When hops are picked, they immediately start to break down and essentially rot. They are taken from the fields and dried in kilns to preserve their oils and bitter flavoring essentials. Because of the knowledge of the quickly spoiled ingredient, wet-hop ales weren't really a thing until 1996 when Sierra Nevada decided to brew their Northern Hemisphere Harvest Ale for the first time. The recipe called for fresh Centennial and Cascade hops to be overnighted from the fields, straight to the brewery. Within 24 hours, the hops were picked and tossed into the boil, creating the first marketed wet hop IPA.
One of the things to wrap your head around when brewers make wet hopped beers is the volume of hops used in the brewing process. Because wet hops still contain water, the weight has to be taken into consideration when calculating recipes. The average ratio of wet hops to dry hops is 5:1. In 2009 when Surly Brewing decided to brew their first wet hopped beer, Surly WET, they used 1400 pounds of wet hops to do so. 2012's batch of WET used 2400 pounds and the latest release was the largest yet and used 6,000 pounds of Simcoe hops. You might have heard the Sam Adams commercials raving about their usage of 1 pound of hops per barrel brewed (31 gallons), but that is little in comparison to a 600 barrel batch of WET with 10 pounds of wet hops per barrel.
The result of this dosage of hops is a distinctly different way the simcoe hop tastes. Simcoe usually isn't very bright and has a less fruity note than other hops. Having a 2015 Surly WET fresh, the nose shows a lot of pine and more fruit than you'd get with dried hops. The profile is still a little darker and more earthy, but the richness of the hop comes through as a sticky, piney flavor with a dank bitterness. It's almost like chewing on a beer soaked hop cone. If you've had your fair share of IPAs, and really payed attention to how they tasted, you can actually tell the difference between the wet hopped crispness and a year round offering.

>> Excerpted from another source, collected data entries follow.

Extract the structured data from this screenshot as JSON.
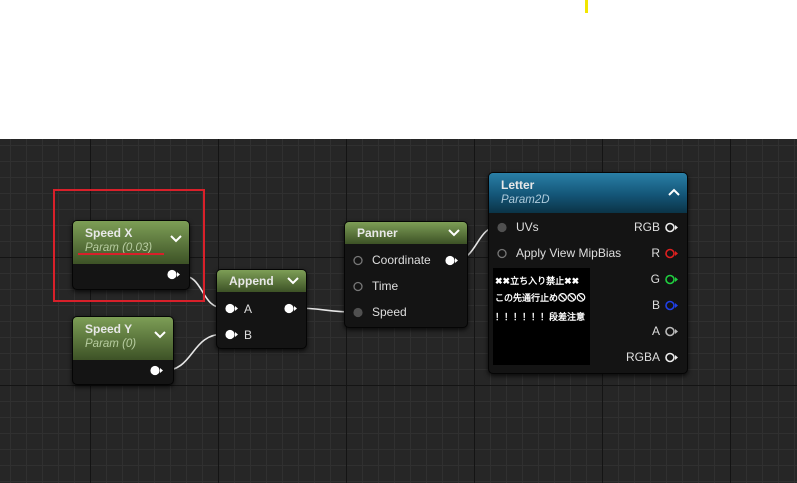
{
  "nodes": {
    "speed_x": {
      "title": "Speed X",
      "subtitle": "Param (0.03)"
    },
    "speed_y": {
      "title": "Speed Y",
      "subtitle": "Param (0)"
    },
    "append": {
      "title": "Append",
      "inputs": [
        "A",
        "B"
      ]
    },
    "panner": {
      "title": "Panner",
      "inputs": [
        "Coordinate",
        "Time",
        "Speed"
      ]
    },
    "letter": {
      "title": "Letter",
      "subtitle": "Param2D",
      "input": "UVs",
      "option": "Apply View MipBias",
      "outputs": [
        "RGB",
        "R",
        "G",
        "B",
        "A",
        "RGBA"
      ],
      "texture_text": [
        "✖✖立ち入り禁止✖✖",
        "この先通行止め🛇🛇🛇",
        "！！！！！！段差注意"
      ]
    }
  },
  "colors": {
    "param_header": "#6b8a4a",
    "texture_header": "#1e6c8f",
    "pin_r": "#e02020",
    "pin_g": "#20d040",
    "pin_b": "#2040e8",
    "highlight": "#d8202a",
    "grid_bg": "#262626"
  }
}
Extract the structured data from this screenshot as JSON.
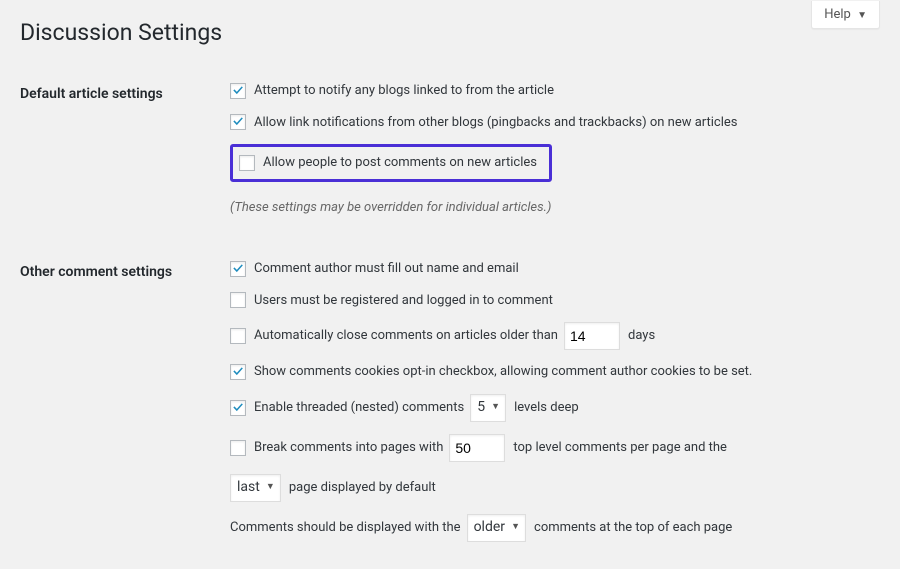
{
  "help_label": "Help",
  "page_title": "Discussion Settings",
  "sections": {
    "default_article": {
      "header": "Default article settings",
      "notify_blogs": "Attempt to notify any blogs linked to from the article",
      "allow_pingbacks": "Allow link notifications from other blogs (pingbacks and trackbacks) on new articles",
      "allow_comments": "Allow people to post comments on new articles",
      "hint": "(These settings may be overridden for individual articles.)"
    },
    "other_comment": {
      "header": "Other comment settings",
      "name_email": "Comment author must fill out name and email",
      "registered": "Users must be registered and logged in to comment",
      "auto_close_pre": "Automatically close comments on articles older than",
      "auto_close_days_value": "14",
      "auto_close_post": "days",
      "cookies_optin": "Show comments cookies opt-in checkbox, allowing comment author cookies to be set.",
      "threaded_pre": "Enable threaded (nested) comments",
      "threaded_levels_value": "5",
      "threaded_post": "levels deep",
      "break_pages_pre": "Break comments into pages with",
      "break_pages_value": "50",
      "break_pages_mid": "top level comments per page and the",
      "break_pages_order_value": "last",
      "break_pages_post": "page displayed by default",
      "display_order_pre": "Comments should be displayed with the",
      "display_order_value": "older",
      "display_order_post": "comments at the top of each page"
    }
  }
}
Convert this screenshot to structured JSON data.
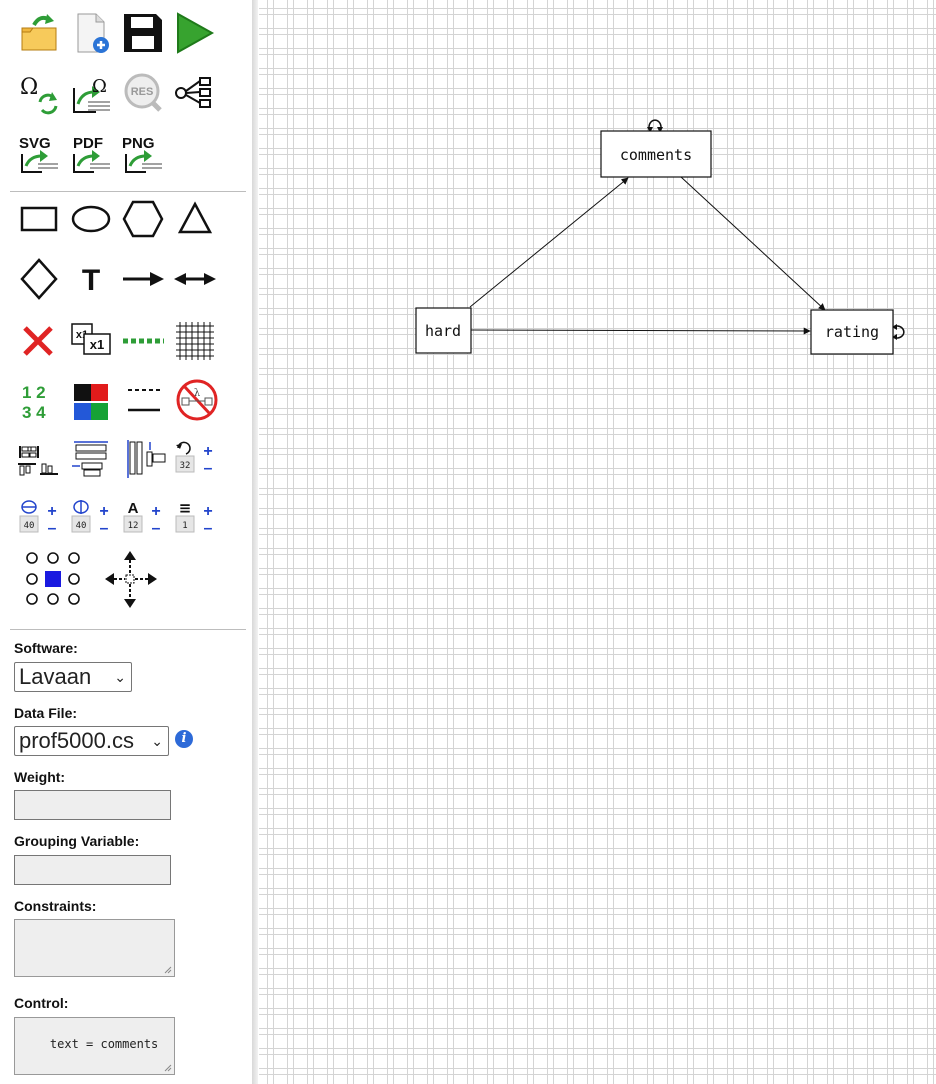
{
  "toolbar": {
    "export_svg": "SVG",
    "export_pdf": "PDF",
    "export_png": "PNG",
    "results": "RES",
    "text_tool": "T",
    "numbers_top": "1 2",
    "numbers_bottom": "3 4",
    "edge_variance": "x1",
    "edge_variance_sub": "x1",
    "rotation_value": "32",
    "width_value": "40",
    "height_value": "40",
    "font_size_value": "12",
    "line_width_value": "1",
    "glyph_omega": "Ω",
    "glyph_lambda": "λ",
    "glyph_font": "A",
    "glyph_lines": "≡",
    "glyph_plus": "+",
    "glyph_minus": "–"
  },
  "form": {
    "software_label": "Software:",
    "software_value": "Lavaan",
    "datafile_label": "Data File:",
    "datafile_value": "prof5000.cs",
    "info_glyph": "i",
    "weight_label": "Weight:",
    "weight_value": "",
    "grouping_label": "Grouping Variable:",
    "grouping_value": "",
    "constraints_label": "Constraints:",
    "constraints_value": "",
    "control_label": "Control:",
    "control_value": "text = comments"
  },
  "diagram": {
    "nodes": {
      "comments": "comments",
      "hard": "hard",
      "rating": "rating"
    },
    "paths": [
      {
        "from": "hard",
        "to": "comments"
      },
      {
        "from": "comments",
        "to": "rating"
      },
      {
        "from": "hard",
        "to": "rating"
      }
    ],
    "self_loops": [
      "comments",
      "rating"
    ]
  },
  "colors": {
    "green": "#2e9d37",
    "red": "#e02424",
    "blue": "#2244cc",
    "border": "#767676"
  }
}
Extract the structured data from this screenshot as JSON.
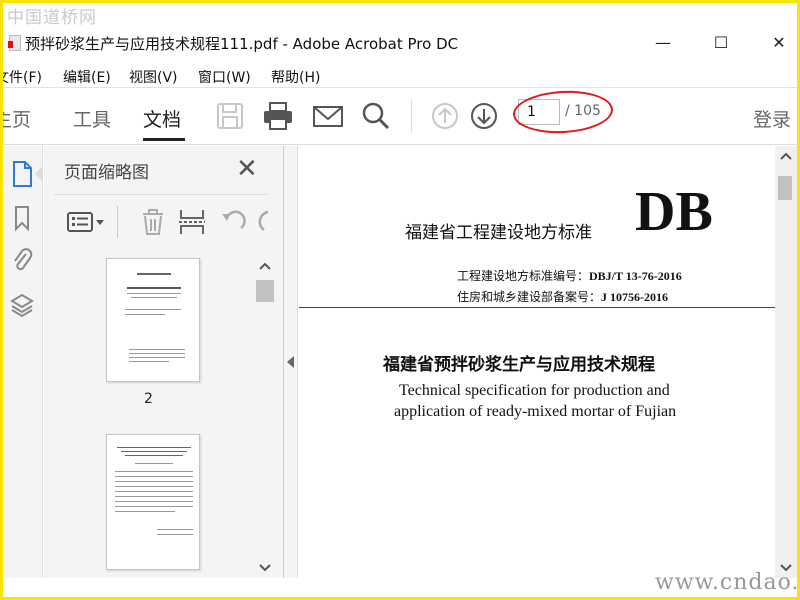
{
  "watermark_top": "中国道桥网",
  "watermark_bottom": "www.cndao.com",
  "window": {
    "title": "预拌砂浆生产与应用技术规程111.pdf - Adobe Acrobat Pro DC",
    "min_glyph": "—",
    "max_glyph": "☐",
    "close_glyph": "✕"
  },
  "menu": {
    "items": [
      "文件(F)",
      "编辑(E)",
      "视图(V)",
      "窗口(W)",
      "帮助(H)"
    ]
  },
  "toolbar": {
    "tabs": [
      "主页",
      "工具",
      "文档"
    ],
    "active_tab": "文档",
    "current_page": "1",
    "total_pages": "/ 105",
    "sign_in": "登录"
  },
  "left_rail": {
    "icons": [
      "page-thumbnails-icon",
      "bookmark-icon",
      "attachment-icon",
      "layers-icon"
    ]
  },
  "thumbnail_panel": {
    "title": "页面缩略图",
    "close_glyph": "✕",
    "tool_icons": [
      "options-menu-icon",
      "delete-icon",
      "extract-icon",
      "undo-icon",
      "redo-icon"
    ],
    "thumbnails": [
      {
        "label": "2"
      },
      {
        "label": ""
      }
    ]
  },
  "document": {
    "header_label": "福建省工程建设地方标准",
    "header_code": "DB",
    "code_line1_prefix": "工程建设地方标准编号：",
    "code_line1_value": "DBJ/T 13-76-2016",
    "code_line2_prefix": "住房和城乡建设部备案号：",
    "code_line2_value": "J 10756-2016",
    "title_cn": "福建省预拌砂浆生产与应用技术规程",
    "title_en_line1": "Technical specification for production and",
    "title_en_line2": "application of ready-mixed mortar of Fujian"
  },
  "colors": {
    "highlight_ellipse": "#e0191a",
    "frame_border": "#f7e600"
  }
}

Two Brothers seized the opportunity to produce three recipes of their wet-hopped IPA, Heavy Handed. Each batch used a different hop and offers a look at the difference between the Centennial, Cascade and Chinook wet-hop profiles. Just like different grapes produce slight variances of flavors in wine, different hops are going to offer sublties in the beer. This is especially true depending on when the wet hops are added to the boil. The bittering hops are added first at the beginning of the boil, while the flavoring hops are added at the end. These additions could use the same hop, or a few different hop varieties can be used for each addition depending on the desired flavor of the beer.
Using the hops this fresh keeps the oils and characteristics of the flower intact. You could think about it much like cooking spices. Using something fresh from your garden will always have a crisp, fresh flavor where using a dried ingredient will still be flavorful but won't have the same impact on your dish.
Now let us not confuse wet hop beers with fresh hop beers. They are two very different things. Wet hopped beers are as stated above, fresh off the bine and undried. Fresh hops are the freshest dried hops leaving the kilns. These fresh hops are sometimes used within a week of the hop harvest as the rest are pelletized or flattened, packaged, and used by brewers throughout the year.
Wet hop beers are a hop head's dream as you can't really get any fresher as far as brewed beer goes. Wet hopped beers are growing in popularity and more and more breweries are trying their hand at it. Several local, small, and in-town breweries made their own version of a harvest ale this year and the experimentation has been fun to follow. Too bad it only happens once a year.